NBA word to rookies: Secrets don't exist

Later this summer, LeBron James' ears are guaranteed to perk up. He'll be sitting in a room along with the rest of the NBA's rookie class, and the subject will inevitably turn to Kobe Bryant.

The speaker will be someone from the league's office of player development, perhaps its director, Mike Bantom. The discussion will be frank, the tone will be bleak, and the moral of the story will be this:

If you do something bad, no matter how big or small, everybody is going to know about it on a scale you could never imagine.

"I hope that somebody learns from this," Bantom said. "Before, when you were in high school and college you may have felt under a microscope, but it's nothing like at this level. Now, anything you do impacts you, your family, your career - and on how pro athletes are portrayed. And it will have a profound impact with fans."

The felony sexual assault charge against Bryant - the league's No. 1 marketable star - has been just one in a string of highly publicized cases involving NBA players this summer.

The legal troubles have been a PR nightmare for a league that has struggled in recent years to sell the sport to a portion of the public turned off by the tattooed, hip-hop culture.

Still, the NBA maintains that the problems are isolated and are not representative of the league's nearly 400 players.

In the past month alone:

  • Damon Stoudamire of the Portland Trail Blazers was arrested at an airport security checkpoint on marijuana charges.

  • Jerry Stackhouse of the Washington Wizards was charged with assault in a dispute over a rental contract for a home he was staying at on the North Carolina coast.

  • Darrell Armstrong of the New Orleans Hornets was arrested outside an Orlando nightclub after he allegedly shoved away the arm of a police officer who grabbed his shoulder.

    "This summer has taught me to stay my butt in the house," said Vince Carter of the Toronto Raptors.

    NBA rookies aren't the only ones who hear from the office of player development, which also speaks with each of the league's 29 teams twice during the season to counsel players on numerous topics: finance, continuing education, sexual health, domestic violence, traffic safety and gun laws.

    But those sessions are minor compared to the six-day program known as rookie orientation, which is mandatory for all incoming players.
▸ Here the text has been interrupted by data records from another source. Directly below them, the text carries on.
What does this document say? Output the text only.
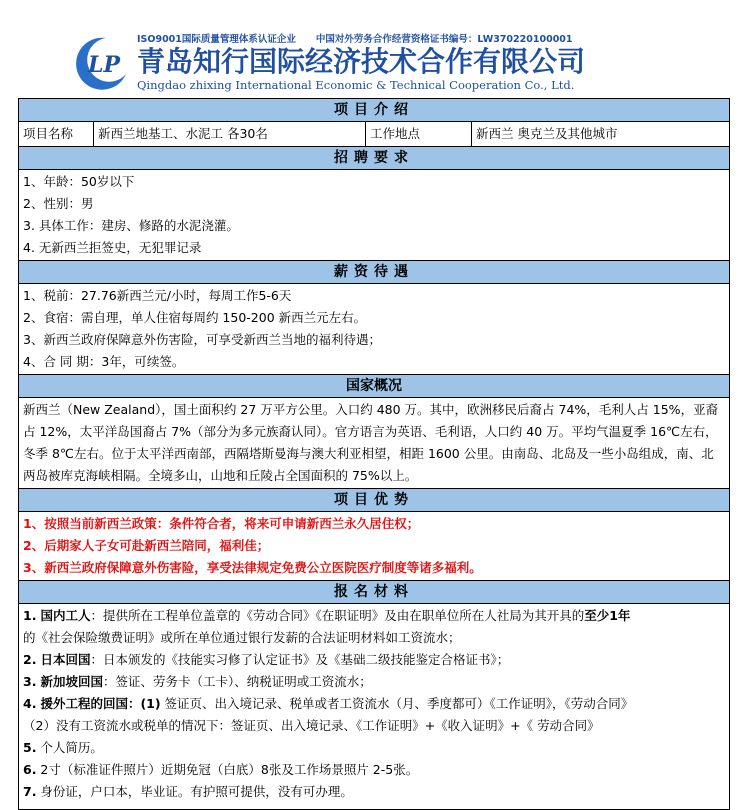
LP
ISO9001国际质量管理体系认证企业 中国对外劳务合作经营资格证书编号：LW370220100001
青岛知行国际经济技术合作有限公司
Qingdao zhixing International Economic & Technical Cooperation Co., Ltd.
项目介绍
项目名称	新西兰地基工、水泥工 各30名	工作地点	新西兰 奥克兰及其他城市
招聘要求

1、年龄：50岁以下

2、性别：男

3. 具体工作：建房、修路的水泥浇灌。

4. 无新西兰拒签史，无犯罪记录

薪资待遇

1、税前：27.76新西兰元/小时，每周工作5-6天

2、食宿：需自理，单人住宿每周约 150-200 新西兰元左右。

3、新西兰政府保障意外伤害险，可享受新西兰当地的福利待遇；

4、合 同 期：3年，可续签。

国家概况

新西兰（New Zealand），国土面积约 27 万平方公里。入口约 480 万。其中，欧洲移民后裔占 74%，毛利人占 15%，亚裔占 12%，太平洋岛国裔占 7%（部分为多元族裔认同）。官方语言为英语、毛利语，人口约 40 万。平均气温夏季 16℃左右，冬季 8℃左右。位于太平洋西南部，西隔塔斯曼海与澳大利亚相望，相距 1600 公里。由南岛、北岛及一些小岛组成，南、北两岛被库克海峡相隔。全境多山，山地和丘陵占全国面积的 75%以上。

项目优势

1、按照当前新西兰政策：条件符合者，将来可申请新西兰永久居住权；

2、后期家人子女可赴新西兰陪同，福利佳；

3、新西兰政府保障意外伤害险，享受法律规定免费公立医院医疗制度等诸多福利。

报名材料

1. 国内工人：提供所在工程单位盖章的《劳动合同》《在职证明》及由在职单位所在人社局为其开具的至少1年

的《社会保险缴费证明》或所在单位通过银行发薪的合法证明材料如工资流水；

2. 日本回国：日本颁发的《技能实习修了认定证书》及《基础二级技能鉴定合格证书》；

3. 新加坡回国：签证、劳务卡（工卡）、纳税证明或工资流水；

4. 援外工程的回国：(1) 签证页、出入境记录、税单或者工资流水（月、季度都可）《工作证明》，《劳动合同》

（2）没有工资流水或税单的情况下：签证页、出入境记录、《工作证明》+《收入证明》+《 劳动合同》

5. 个人简历。

6. 2寸（标准证件照片）近期免冠（白底）8张及工作场景照片 2-5张。

7. 身份证，户口本，毕业证。有护照可提供，没有可办理。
It will be held in mid-September in suburban New York.

    And while the Bryant case will serve as the epitome of how everything can go wrong so quickly for one of the game's top players, the rookies will be reminded about the Stoudamire, Stackhouse and Armstrong arrests, too.

    "With Kobe, what he has been accused of is something they know they should never do, but our point is that in cases like Stackhouse's or Armstrong's, these are good guys who have done good things, but they lost their tempers. And because they are NBA players, it becomes a national news story," Bantom said.
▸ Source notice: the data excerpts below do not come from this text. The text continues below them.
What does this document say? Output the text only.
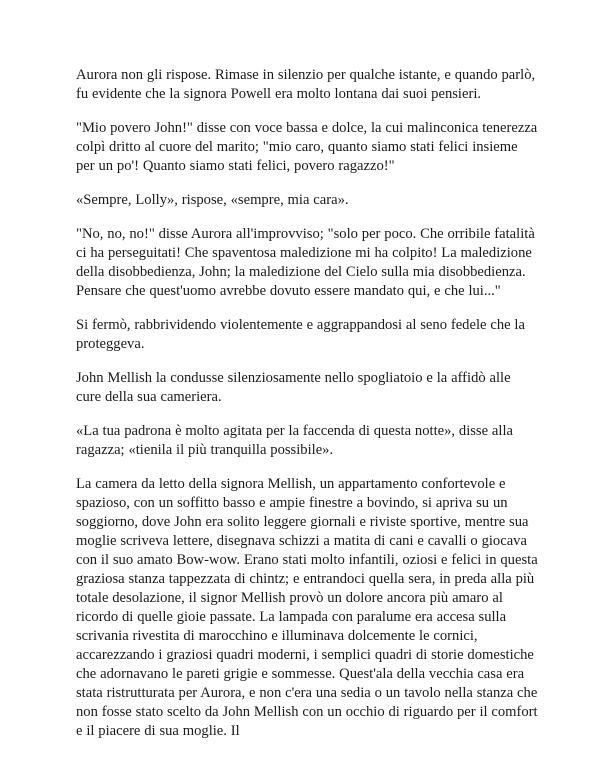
Aurora non gli rispose. Rimase in silenzio per qualche istante, e quando parlò, fu evidente che la signora Powell era molto lontana dai suoi pensieri.

"Mio povero John!" disse con voce bassa e dolce, la cui malinconica tenerezza colpì dritto al cuore del marito; "mio caro, quanto siamo stati felici insieme per un po'! Quanto siamo stati felici, povero ragazzo!"

«Sempre, Lolly», rispose, «sempre, mia cara».

"No, no, no!" disse Aurora all'improvviso; "solo per poco. Che orribile fatalità ci ha perseguitati! Che spaventosa maledizione mi ha colpito! La maledizione della disobbedienza, John; la maledizione del Cielo sulla mia disobbedienza. Pensare che quest'uomo avrebbe dovuto essere mandato qui, e che lui..."

Si fermò, rabbrividendo violentemente e aggrappandosi al seno fedele che la proteggeva.

John Mellish la condusse silenziosamente nello spogliatoio e la affidò alle cure della sua cameriera.

«La tua padrona è molto agitata per la faccenda di questa notte», disse alla ragazza; «tienila il più tranquilla possibile».

La camera da letto della signora Mellish, un appartamento confortevole e spazioso, con un soffitto basso e ampie finestre a bovindo, si apriva su un soggiorno, dove John era solito leggere giornali e riviste sportive, mentre sua moglie scriveva lettere, disegnava schizzi a matita di cani e cavalli o giocava con il suo amato Bow-wow. Erano stati molto infantili, oziosi e felici in questa graziosa stanza tappezzata di chintz; e entrandoci quella sera, in preda alla più totale desolazione, il signor Mellish provò un dolore ancora più amaro al ricordo di quelle gioie passate. La lampada con paralume era accesa sulla scrivania rivestita di marocchino e illuminava dolcemente le cornici, accarezzando i graziosi quadri moderni, i semplici quadri di storie domestiche che adornavano le pareti grigie e sommesse. Quest'ala della vecchia casa era stata ristrutturata per Aurora, e non c'era una sedia o un tavolo nella stanza che non fosse stato scelto da John Mellish con un occhio di riguardo per il comfort e il piacere di sua moglie. Il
    What bothers some NBA players is that they are often lumped in with the few that get into trouble.

    "It can't help but to make people think the wrong way about us," said Allan Houston of the New York Knicks. "People are going to generalize. People have done it already. When the marijuana cases came out, they generalized NBA players. Now they think all NBA players smoke weed. It's just not fair, but hey, that's how it is."
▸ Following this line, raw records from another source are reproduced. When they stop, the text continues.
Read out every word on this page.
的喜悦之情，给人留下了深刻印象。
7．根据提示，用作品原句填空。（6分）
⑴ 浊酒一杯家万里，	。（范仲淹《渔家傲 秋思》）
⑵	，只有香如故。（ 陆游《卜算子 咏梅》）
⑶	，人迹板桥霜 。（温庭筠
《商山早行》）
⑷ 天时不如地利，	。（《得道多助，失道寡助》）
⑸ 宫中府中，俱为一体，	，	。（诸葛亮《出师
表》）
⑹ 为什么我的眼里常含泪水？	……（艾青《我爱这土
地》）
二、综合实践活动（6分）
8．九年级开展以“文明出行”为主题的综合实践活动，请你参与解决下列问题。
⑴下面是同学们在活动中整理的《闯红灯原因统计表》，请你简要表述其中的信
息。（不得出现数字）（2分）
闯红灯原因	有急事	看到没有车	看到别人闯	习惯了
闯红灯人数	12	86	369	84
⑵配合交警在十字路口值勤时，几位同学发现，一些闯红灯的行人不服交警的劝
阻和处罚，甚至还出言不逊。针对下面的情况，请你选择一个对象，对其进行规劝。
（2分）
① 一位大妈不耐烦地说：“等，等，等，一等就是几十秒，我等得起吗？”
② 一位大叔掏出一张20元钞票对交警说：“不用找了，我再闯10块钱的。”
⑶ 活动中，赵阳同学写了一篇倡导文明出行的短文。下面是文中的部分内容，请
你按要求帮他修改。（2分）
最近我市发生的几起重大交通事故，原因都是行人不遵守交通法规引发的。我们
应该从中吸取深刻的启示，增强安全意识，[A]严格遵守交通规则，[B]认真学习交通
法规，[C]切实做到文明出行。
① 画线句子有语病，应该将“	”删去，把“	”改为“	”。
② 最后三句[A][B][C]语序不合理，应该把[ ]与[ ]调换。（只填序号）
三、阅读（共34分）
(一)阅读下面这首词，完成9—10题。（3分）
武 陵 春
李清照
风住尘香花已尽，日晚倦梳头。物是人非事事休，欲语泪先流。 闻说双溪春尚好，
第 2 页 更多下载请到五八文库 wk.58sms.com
    Before making those comments, Houston read to a group of summer campers as part of the league's Read to Achieve program. Other NBA players often participate in that program and similar ones that receive little or no publicity.

    Dallas Mavericks owner Mark Cuban believes a portion of the sports media has an outdated obsession.

    "The 'I'm horrified' and 'What happened to the good old days?' perspective has long died as a perspective among the general public," Cuban wrote in an e-mail.

    "If you haven't noticed, this is the age of reality TV, and if anything, people become more interested in celebrities the more notoriety they receive.

    "In terms of players in the NBA, there isn't a CEO of a large company who wouldn't trade places with the NBA in a heartbeat. To have a work population of mostly young, 20-something men, and have less than 2 percent of them have legal issues in a given year, and to have them also uniformly admit any problems and be open to seeking help and counseling, would be a dream come true," Cuban wrote.

    But statistical perspective and feel-good stories don't excite the masses. Arrests of athletes almost always make the national news wires and the Internet, where high-profile cases can take on a life of their own.

    There are many Web sites about the Bryant case. One lists the names of pictures of the accuser's friends and acquaintances along with their public statements on the case. Another site sells "Colorado Prison League" jerseys with Bryant's familiar No. 8.

    The Web site, which features famous mug shots, has had 316,810 "unique visitor hits" on Bryant's arrest photo in the first 19 days it was posted - seven times the number of hits on Allen Iverson's mug shot over that span, editor Bill Bastone said.